За завтраком, заметив великолепный алый букет, Дидона с восторгом воскликнула:

– Ах, милый мой садовник, как я вам благодарна! Вы не только услаждаете мой слух чарующими звуками вашего инструмента, но и радуете глаз.

– Всегда готов услужить моей спасительнице. Цветы, как и звуки, требуют постоянного ухода.

Они приятно проводили дни, поначалу – каждый в отдельности: она – за вышиванием, болтовнёй с подругами и игрой на гитаре, а он – в бесконечных занятиях, поглощённый сочинением каприсов или в саду, с мотыгой в руках, наслаждаясь свободой и наблюдением за природой. Как-то, заприметив парящую над его головой стрекозу, Никколо задумался: «Хотелось бы передать на инструменте полёт насекомого, стрекотание крыльев комара или стрекозы? Какое тремоло больше подходит, чтобы передать лёгкое парение в воздухе?» Вот какие вопросы занимали его музыкальную фантазию.

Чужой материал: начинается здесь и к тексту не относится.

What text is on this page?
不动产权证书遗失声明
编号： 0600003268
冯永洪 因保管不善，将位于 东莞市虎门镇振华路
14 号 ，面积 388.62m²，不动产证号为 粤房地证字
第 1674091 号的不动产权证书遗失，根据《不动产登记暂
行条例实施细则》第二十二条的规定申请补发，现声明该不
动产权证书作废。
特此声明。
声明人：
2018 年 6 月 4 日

Он встречался с Дидой только по вечерам, вместе ужинали и до поздней ночи, в солидарном молчании, или, болтая без умолку, просиживали у камина. Это было их излюбленное время суток. Здесь, в гостиной Никколо впервые услышал историю о жизни прекрасной Дидоны: мать она помнила смутно, та умерла, ещё, когда Дида была маленькой девочкой. Отец был неслыханно богат, обожал и баловал любимую дочурку. Но случилось несчастье: от укуса змеи в саду он заболел и умер. По завещанию отец оставил дочери огромное состояние, но там был важный пункт, она должна выйти замуж только за дворянина.